青い服装の男はそのままの歩調で、椅子に座る女の前に進み出る。
「お嬢様」
女は不満げな顔で口を尖らせた。
「船長とおっしゃい、ジーロック」
するとジーロックと呼ばれた男は、無表情に担いでいた物を甲板に放り投げる。それは意識を失った黒髪の少年。
「では船長、これ以上無茶な事はおやめください」
「あら、そんなに無茶をしましたか」
「炎竜皇に関わる時点で無茶苦茶と言えるかと」
「でも何もせずに帰っていただけました」
「それは炎竜皇の賢明さ故」
「では今度会ったらお礼を申し上げましょう」
「お嬢様」
「船長とおっしゃい」
女は一度ジーロックをにらむと、身を乗り出して少年の顔をのぞき込んだ。
「まだ子供ではないですか。あらあら可哀想に」
そう言うと、興味を失ったようにまた椅子に座り直した。ジーロックが無表情にたずねる。
「助けないのですか」
「すでにあなたが助けたでしょう、危険を冒してまで」
女は微笑む。
「これ以上の事をしてあげなくてはならない義理はありません。助かるかどうかは本人次第です」
「しかし、首の骨が折れています。そう長くは持ちますまい」
「あらそう、死んだら海に帰してあげなさいね」
これにはさすがのジーロックも眉を寄せた。
「気まぐれで周囲を危険に巻き込むのはやめていただきたい」
「そうは行きません。弱き者を助けよと、私の慈愛の心が叫ぶのですから」
女は楽しげにそう答える。何とも酷い慈愛があったものだ、とジーロックが心の中でつぶやいたとき。
少年の口が小さく動くと同時に、全身から白い光と冷気が放たれる。だが少年はは目覚めない。その首筋に触れたジーロックの目が一瞬見開かれた。興味深げに女は再びのぞき込む。
「いまのは氷の精霊魔法ですね」
ジーロックはうなずいた。
「回復魔法を使ったようです。おそらくは無意識でしょう」
「つまり助かるという事ですか」
「骨折やケガは回復しました。力を使い果たしたようですが」
「ほらあ、やっぱり私のおかげじゃないですか」
女は嬉々として胸を張った。ジーロックは少年を船室に運ぶよう周囲に指示を出しながら、この先襲い来るであろう厄災について考える。炎竜皇に追われる人間など、しかも幸運と偶然が重なったとは言え、そこから生き残る者など、どう考えてもマトモではないはずだから。
「えーっ、ランシャ帰って来ないの?」
赤髪のニナリがヘナヘナとへたり込む。それは想定外の衝撃。この旅における想定だけではなく、人生の想定が外れたと言ってもいい。泣きそうな顔でルオールを見上げる。
「どうしよう」
「どうしようって言われてもよ、帰って来ねえんだからしゃあないだろ」
そう答えるルオールの顔に浮かぶ表情も、沈痛と言って良い。ニナリは泣きべそをかいてしまった。

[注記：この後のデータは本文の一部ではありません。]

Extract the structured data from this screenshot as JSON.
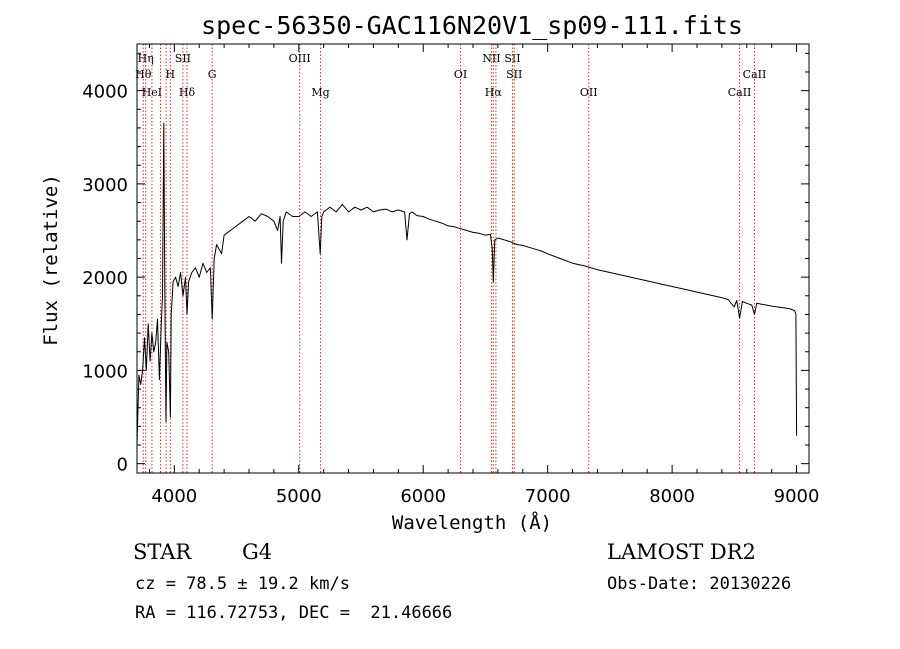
{
  "chart_data": {
    "type": "line",
    "title": "spec-56350-GAC116N20V1_sp09-111.fits",
    "xlabel": "Wavelength (Å)",
    "ylabel": "Flux (relative)",
    "xlim": [
      3700,
      9100
    ],
    "ylim": [
      -100,
      4500
    ],
    "x_ticks": [
      4000,
      5000,
      6000,
      7000,
      8000,
      9000
    ],
    "y_ticks": [
      0,
      1000,
      2000,
      3000,
      4000
    ],
    "grid": false,
    "line_color": "#000000",
    "marker_color": "#cc3333",
    "series": [
      {
        "x": [
          3700,
          3715,
          3730,
          3745,
          3760,
          3775,
          3790,
          3805,
          3820,
          3835,
          3850,
          3865,
          3880,
          3895,
          3905,
          3915,
          3925,
          3933,
          3940,
          3955,
          3968,
          3975,
          3990,
          4010,
          4030,
          4050,
          4070,
          4090,
          4102,
          4115,
          4140,
          4170,
          4200,
          4230,
          4260,
          4290,
          4304,
          4320,
          4340,
          4360,
          4380,
          4400,
          4450,
          4500,
          4550,
          4600,
          4650,
          4700,
          4750,
          4800,
          4830,
          4850,
          4861,
          4875,
          4900,
          4950,
          5000,
          5050,
          5100,
          5150,
          5172,
          5185,
          5200,
          5250,
          5300,
          5350,
          5400,
          5450,
          5500,
          5550,
          5600,
          5650,
          5700,
          5750,
          5800,
          5850,
          5870,
          5890,
          5910,
          5950,
          6000,
          6050,
          6100,
          6150,
          6200,
          6250,
          6300,
          6350,
          6400,
          6450,
          6500,
          6540,
          6555,
          6563,
          6575,
          6600,
          6650,
          6700,
          6750,
          6800,
          6850,
          6900,
          6950,
          7000,
          7100,
          7200,
          7300,
          7400,
          7500,
          7600,
          7700,
          7800,
          7900,
          8000,
          8100,
          8200,
          8300,
          8400,
          8450,
          8498,
          8520,
          8542,
          8565,
          8600,
          8640,
          8662,
          8680,
          8720,
          8760,
          8800,
          8850,
          8900,
          8950,
          8985,
          8995,
          9000
        ],
        "y": [
          200,
          950,
          850,
          1000,
          1350,
          1000,
          1500,
          1100,
          1400,
          1200,
          1300,
          1550,
          900,
          1500,
          1800,
          3650,
          1600,
          450,
          1300,
          1200,
          500,
          1600,
          1950,
          2000,
          1900,
          2050,
          1800,
          2000,
          1600,
          1950,
          2050,
          2100,
          2000,
          2150,
          2050,
          2100,
          1550,
          2200,
          2350,
          2300,
          2250,
          2450,
          2500,
          2550,
          2600,
          2650,
          2600,
          2680,
          2650,
          2600,
          2500,
          2650,
          2150,
          2600,
          2700,
          2650,
          2650,
          2700,
          2650,
          2700,
          2250,
          2650,
          2700,
          2750,
          2700,
          2780,
          2700,
          2750,
          2720,
          2750,
          2700,
          2720,
          2730,
          2700,
          2720,
          2700,
          2400,
          2680,
          2700,
          2660,
          2650,
          2620,
          2600,
          2580,
          2550,
          2540,
          2520,
          2500,
          2480,
          2470,
          2450,
          2460,
          2300,
          1950,
          2400,
          2420,
          2400,
          2380,
          2350,
          2340,
          2320,
          2300,
          2280,
          2250,
          2200,
          2150,
          2120,
          2080,
          2050,
          2020,
          1990,
          1960,
          1930,
          1900,
          1870,
          1840,
          1810,
          1780,
          1760,
          1680,
          1750,
          1560,
          1740,
          1720,
          1700,
          1600,
          1720,
          1710,
          1700,
          1690,
          1680,
          1670,
          1660,
          1640,
          1600,
          300
        ]
      }
    ],
    "lines": [
      {
        "x": 3750,
        "label": "Hθ",
        "row": 2
      },
      {
        "x": 3770,
        "label": "Hη",
        "row": 1
      },
      {
        "x": 3820,
        "label": "HeI",
        "row": 3
      },
      {
        "x": 3889,
        "label": "",
        "row": 0
      },
      {
        "x": 3934,
        "label": "",
        "row": 0
      },
      {
        "x": 3968,
        "label": "H",
        "row": 2
      },
      {
        "x": 4069,
        "label": "SII",
        "row": 1
      },
      {
        "x": 4102,
        "label": "Hδ",
        "row": 3
      },
      {
        "x": 4304,
        "label": "G",
        "row": 2
      },
      {
        "x": 5007,
        "label": "OIII",
        "row": 1
      },
      {
        "x": 5175,
        "label": "Mg",
        "row": 3
      },
      {
        "x": 6300,
        "label": "OI",
        "row": 2
      },
      {
        "x": 6548,
        "label": "NII",
        "row": 1
      },
      {
        "x": 6563,
        "label": "Hα",
        "row": 3
      },
      {
        "x": 6584,
        "label": "",
        "row": 0
      },
      {
        "x": 6717,
        "label": "SII",
        "row": 1
      },
      {
        "x": 6731,
        "label": "SII",
        "row": 2
      },
      {
        "x": 7330,
        "label": "OII",
        "row": 3
      },
      {
        "x": 8542,
        "label": "CaII",
        "row": 3
      },
      {
        "x": 8662,
        "label": "CaII",
        "row": 2
      }
    ]
  },
  "info": {
    "class": "STAR",
    "subclass": "G4",
    "survey": "LAMOST DR2",
    "cz": "cz = 78.5 ± 19.2 km/s",
    "obs_date": "Obs-Date: 20130226",
    "coords": "RA = 116.72753, DEC =  21.46666"
  }
}
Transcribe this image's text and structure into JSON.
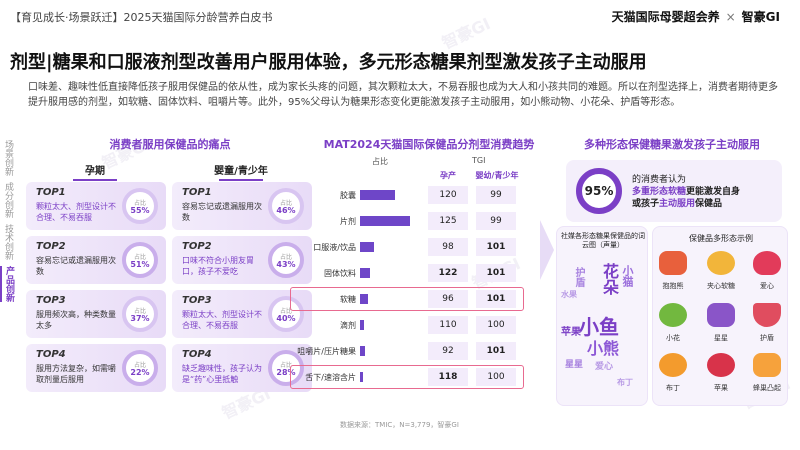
{
  "header": {
    "breadcrumb": "【育见成长·场景跃迁】2025天猫国际分龄营养白皮书",
    "brand_left": "天猫国际母婴超会养",
    "brand_sep": "×",
    "brand_right": "智豪GI"
  },
  "title": "剂型|糖果和口服液剂型改善用户服用体验，多元形态糖果剂型激发孩子主动服用",
  "description": "口味差、趣味性低直接降低孩子服用保健品的依从性，成为家长头疼的问题，其次颗粒太大，不易吞服也成为大人和小孩共同的难题。所以在剂型选择上，消费者期待更多提升服用感的剂型，如软糖、固体饮料、咀嚼片等。此外，95%父母认为糖果形态变化更能激发孩子主动服用，如小熊动物、小花朵、护盾等形态。",
  "sidenav": [
    {
      "label": "场景创新",
      "active": false
    },
    {
      "label": "成分创新",
      "active": false
    },
    {
      "label": "技术创新",
      "active": false
    },
    {
      "label": "产品创新",
      "active": true
    }
  ],
  "pain_points": {
    "title": "消费者服用保健品的痛点",
    "col_left": "孕期",
    "col_right": "婴童/青少年",
    "ratio_label": "占比",
    "left": [
      {
        "rank": "TOP1",
        "desc": "颗粒太大、剂型设计不合理、不易吞服",
        "pct": "55%",
        "hl": true
      },
      {
        "rank": "TOP2",
        "desc": "容易忘记或遗漏服用次数",
        "pct": "51%",
        "hl": false
      },
      {
        "rank": "TOP3",
        "desc": "服用频次高，种类数量太多",
        "pct": "37%",
        "hl": false
      },
      {
        "rank": "TOP4",
        "desc": "服用方法复杂，如需嚼取剂量后服用",
        "pct": "22%",
        "hl": false
      }
    ],
    "right": [
      {
        "rank": "TOP1",
        "desc": "容易忘记或遗漏服用次数",
        "pct": "46%",
        "hl": false
      },
      {
        "rank": "TOP2",
        "desc": "口味不符合小朋友胃口，孩子不爱吃",
        "pct": "43%",
        "hl": true
      },
      {
        "rank": "TOP3",
        "desc": "颗粒太大、剂型设计不合理、不易吞服",
        "pct": "40%",
        "hl": true
      },
      {
        "rank": "TOP4",
        "desc": "缺乏趣味性，孩子认为是“药”心里抵触",
        "pct": "28%",
        "hl": true
      }
    ]
  },
  "trend": {
    "title": "MAT2024天猫国际保健品分剂型消费趋势",
    "share_label": "占比",
    "tgi_label": "TGI",
    "col_preg": "孕产",
    "col_kids": "婴幼/青少年",
    "rows": [
      {
        "name": "胶囊",
        "share": 0.55,
        "preg": "120",
        "kids": "99",
        "preg_bold": false,
        "kids_bold": false,
        "highlight": false
      },
      {
        "name": "片剂",
        "share": 0.78,
        "preg": "125",
        "kids": "99",
        "preg_bold": false,
        "kids_bold": false,
        "highlight": false
      },
      {
        "name": "口服液/饮品",
        "share": 0.22,
        "preg": "98",
        "kids": "101",
        "preg_bold": false,
        "kids_bold": true,
        "highlight": false
      },
      {
        "name": "固体饮料",
        "share": 0.16,
        "preg": "122",
        "kids": "101",
        "preg_bold": true,
        "kids_bold": true,
        "highlight": false
      },
      {
        "name": "软糖",
        "share": 0.12,
        "preg": "96",
        "kids": "101",
        "preg_bold": false,
        "kids_bold": true,
        "highlight": true
      },
      {
        "name": "滴剂",
        "share": 0.06,
        "preg": "110",
        "kids": "100",
        "preg_bold": false,
        "kids_bold": false,
        "highlight": false
      },
      {
        "name": "咀嚼片/压片糖果",
        "share": 0.08,
        "preg": "92",
        "kids": "101",
        "preg_bold": false,
        "kids_bold": true,
        "highlight": false
      },
      {
        "name": "舌下/速溶含片",
        "share": 0.03,
        "preg": "118",
        "kids": "100",
        "preg_bold": true,
        "kids_bold": false,
        "highlight": true
      }
    ],
    "source": "数据来源：TMIC，N=3,779，智豪GI"
  },
  "forms": {
    "title": "多种形态保健糖果激发孩子主动服用",
    "pct": "95%",
    "stat_pre": "的消费者认为",
    "stat_hl1": "多重形态软糖",
    "stat_mid1": "更能激发自身",
    "stat_mid2": "或孩子",
    "stat_hl2": "主动服用",
    "stat_end": "保健品",
    "cloud_title": "社媒各形态糖果保健品的词云图（声量）",
    "words": [
      "小鱼",
      "小熊",
      "花朵",
      "小猫",
      "苹果",
      "护盾",
      "星星",
      "爱心",
      "水果",
      "布丁"
    ],
    "examples_title": "保健品多形态示例",
    "examples": [
      "抱抱熊",
      "夹心软糖",
      "爱心",
      "小花",
      "星星",
      "护盾",
      "布丁",
      "苹果",
      "蜂巢凸起"
    ]
  }
}
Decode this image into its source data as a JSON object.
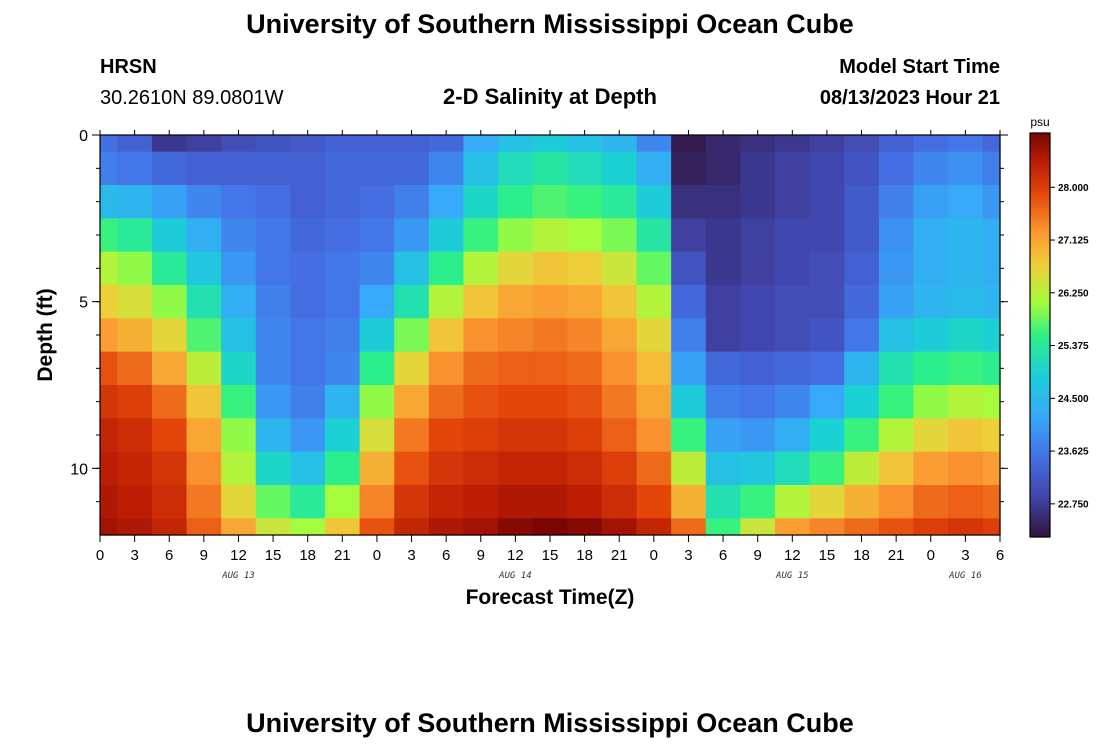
{
  "page": {
    "title_top": "University of Southern Mississippi Ocean Cube",
    "title_bottom": "University of Southern Mississippi Ocean Cube",
    "station": "HRSN",
    "coords": "30.2610N  89.0801W",
    "subtitle": "2-D Salinity at Depth",
    "model_start_label": "Model Start Time",
    "model_start_value": "08/13/2023 Hour 21"
  },
  "chart_data": {
    "type": "heatmap",
    "variable": "salinity",
    "units": "psu",
    "xlabel": "Forecast Time(Z)",
    "ylabel": "Depth (ft)",
    "x_hours_range": [
      0,
      78
    ],
    "x_tick_labels": [
      "0",
      "3",
      "6",
      "9",
      "12",
      "15",
      "18",
      "21",
      "0",
      "3",
      "6",
      "9",
      "12",
      "15",
      "18",
      "21",
      "0",
      "3",
      "6",
      "9",
      "12",
      "15",
      "18",
      "21",
      "0",
      "3",
      "6"
    ],
    "date_labels": [
      {
        "hour": 12,
        "label": "AUG 13"
      },
      {
        "hour": 36,
        "label": "AUG 14"
      },
      {
        "hour": 60,
        "label": "AUG 15"
      },
      {
        "hour": 75,
        "label": "AUG 16"
      }
    ],
    "y_range_ft": [
      0,
      12
    ],
    "y_tick_labels": [
      "0",
      "5",
      "10"
    ],
    "y_tick_values": [
      0,
      5,
      10
    ],
    "depth_levels_ft": [
      0,
      1,
      2,
      3,
      4,
      5,
      6,
      7,
      8,
      9,
      10,
      11,
      12
    ],
    "colorbar": {
      "min": 22.2,
      "max": 28.9,
      "tick_values": [
        22.75,
        23.625,
        24.5,
        25.375,
        26.25,
        27.125,
        28.0
      ],
      "tick_labels": [
        "22.750",
        "23.625",
        "24.500",
        "25.375",
        "26.250",
        "27.125",
        "28.000"
      ]
    },
    "profile_times_hours": [
      0,
      3,
      6,
      9,
      12,
      15,
      18,
      21,
      24,
      27,
      30,
      33,
      36,
      39,
      42,
      45,
      48,
      51,
      54,
      57,
      60,
      63,
      66,
      69,
      72,
      75,
      78
    ],
    "profiles": [
      [
        23.5,
        23.7,
        24.5,
        25.6,
        26.2,
        26.7,
        27.2,
        27.8,
        28.1,
        28.3,
        28.4,
        28.5,
        28.6
      ],
      [
        23.3,
        23.6,
        24.4,
        25.4,
        26.0,
        26.5,
        27.0,
        27.6,
        28.0,
        28.2,
        28.3,
        28.4,
        28.5
      ],
      [
        22.7,
        23.4,
        24.1,
        24.8,
        25.4,
        26.0,
        26.6,
        27.1,
        27.6,
        27.9,
        28.1,
        28.2,
        28.3
      ],
      [
        22.8,
        23.3,
        23.8,
        24.3,
        24.7,
        25.2,
        25.7,
        26.3,
        26.8,
        27.1,
        27.3,
        27.5,
        27.7
      ],
      [
        23.0,
        23.3,
        23.6,
        23.8,
        24.0,
        24.3,
        24.6,
        25.0,
        25.6,
        26.0,
        26.2,
        26.6,
        27.1
      ],
      [
        23.1,
        23.3,
        23.5,
        23.6,
        23.6,
        23.7,
        23.8,
        23.8,
        24.0,
        24.4,
        25.0,
        25.8,
        26.4
      ],
      [
        23.2,
        23.3,
        23.3,
        23.4,
        23.5,
        23.5,
        23.6,
        23.6,
        23.7,
        24.0,
        24.6,
        25.4,
        26.1
      ],
      [
        23.3,
        23.4,
        23.4,
        23.5,
        23.6,
        23.6,
        23.7,
        23.8,
        24.4,
        24.9,
        25.5,
        26.1,
        26.8
      ],
      [
        23.3,
        23.4,
        23.5,
        23.6,
        23.8,
        24.2,
        24.8,
        25.5,
        26.0,
        26.5,
        27.0,
        27.4,
        27.8
      ],
      [
        23.3,
        23.4,
        23.7,
        24.0,
        24.6,
        25.2,
        25.9,
        26.6,
        27.1,
        27.5,
        27.8,
        28.1,
        28.3
      ],
      [
        23.4,
        23.8,
        24.2,
        24.8,
        25.5,
        26.2,
        26.8,
        27.3,
        27.6,
        27.9,
        28.1,
        28.3,
        28.5
      ],
      [
        24.2,
        24.6,
        25.0,
        25.6,
        26.2,
        26.8,
        27.3,
        27.6,
        27.8,
        28.0,
        28.2,
        28.4,
        28.6
      ],
      [
        24.6,
        25.1,
        25.5,
        26.0,
        26.6,
        27.1,
        27.4,
        27.7,
        27.9,
        28.1,
        28.3,
        28.5,
        28.8
      ],
      [
        24.8,
        25.3,
        25.7,
        26.2,
        26.8,
        27.2,
        27.5,
        27.7,
        27.9,
        28.1,
        28.3,
        28.5,
        28.9
      ],
      [
        24.6,
        25.1,
        25.6,
        26.1,
        26.7,
        27.1,
        27.4,
        27.6,
        27.8,
        28.0,
        28.2,
        28.4,
        28.8
      ],
      [
        24.4,
        24.9,
        25.4,
        25.9,
        26.4,
        26.8,
        27.1,
        27.3,
        27.5,
        27.7,
        28.0,
        28.2,
        28.6
      ],
      [
        23.8,
        24.3,
        24.8,
        25.3,
        25.8,
        26.2,
        26.6,
        26.9,
        27.1,
        27.3,
        27.6,
        27.9,
        28.3
      ],
      [
        22.3,
        22.4,
        22.6,
        22.8,
        23.1,
        23.4,
        23.7,
        24.1,
        24.8,
        25.6,
        26.3,
        27.0,
        27.6
      ],
      [
        22.5,
        22.5,
        22.6,
        22.7,
        22.7,
        22.8,
        22.8,
        23.4,
        23.7,
        24.1,
        24.6,
        25.2,
        25.6
      ],
      [
        22.6,
        22.7,
        22.7,
        22.8,
        22.8,
        22.9,
        22.9,
        23.3,
        23.6,
        24.0,
        24.7,
        25.6,
        26.4
      ],
      [
        22.7,
        22.8,
        22.8,
        22.9,
        22.9,
        23.0,
        23.0,
        23.4,
        23.8,
        24.3,
        25.1,
        26.2,
        27.2
      ],
      [
        22.8,
        22.9,
        22.9,
        22.9,
        23.0,
        23.0,
        23.1,
        23.5,
        24.2,
        24.9,
        25.6,
        26.6,
        27.4
      ],
      [
        23.0,
        23.1,
        23.2,
        23.2,
        23.3,
        23.4,
        23.6,
        24.4,
        24.9,
        25.6,
        26.3,
        27.0,
        27.6
      ],
      [
        23.3,
        23.5,
        23.7,
        23.9,
        24.0,
        24.1,
        24.6,
        25.2,
        25.6,
        26.2,
        26.8,
        27.3,
        27.8
      ],
      [
        23.5,
        23.8,
        24.1,
        24.3,
        24.3,
        24.4,
        24.8,
        25.5,
        26.0,
        26.6,
        27.2,
        27.6,
        28.0
      ],
      [
        23.6,
        23.9,
        24.2,
        24.4,
        24.4,
        24.5,
        25.0,
        25.6,
        26.2,
        26.8,
        27.3,
        27.7,
        28.1
      ],
      [
        23.4,
        23.7,
        24.0,
        24.3,
        24.3,
        24.4,
        24.9,
        25.5,
        26.1,
        26.7,
        27.2,
        27.6,
        28.0
      ]
    ]
  }
}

「僕、やだよ。ランシャが居るから旅に出たのに。ランシャが帰って来ないんなら、もうどこにも行きたくない。ここで待ってる」
「んな訳に行くかよ。食い物もなしに何日待てると思ってんだ」
「ルオールは先に行けばいいじゃないか!」
「なっ、キレてんじゃねえよ!」
周囲では他の荷物運びや飯炊きが、荷物をまとめ始めている。いつまでもこうして喋っている訳にも行かない。ルオールは困り顔でイルドットを見つめた。褐色の大男はやれやれという風に眉を上げ、ニナリに声をかける。
「だけど、ランシャはこの隊がミアノステスに行く事を知ってるんだよん。もし戻ってくるとしたら、ここじゃなくてミアノステスだと思うけどん」
ニナリは顔を上げる。
「……そうかな」
「ニナリはどう思うのかなん」
一度うつむいて、数秒考えると、ニナリは立ち上がった。
「わかった。じゃあミアノステスで待つ」
そうつぶやいて、荷物をまとめ始める。ルオールはほっとした顔で、イルドットに「済まん」と言った。
アルハグラの首都リーヌラ。帝国の繁栄を支えるこの都市に、いま暗雲が立ち込めている。いや、立ち込めているのは黒煙か。街のあちこちの建物から炎が上がり、悲鳴と怒声が響く。通りを埋め尽くす人の群れ。手に手に棒を、刀を、鎚を、槍を持ち、天に向かって突き上げる。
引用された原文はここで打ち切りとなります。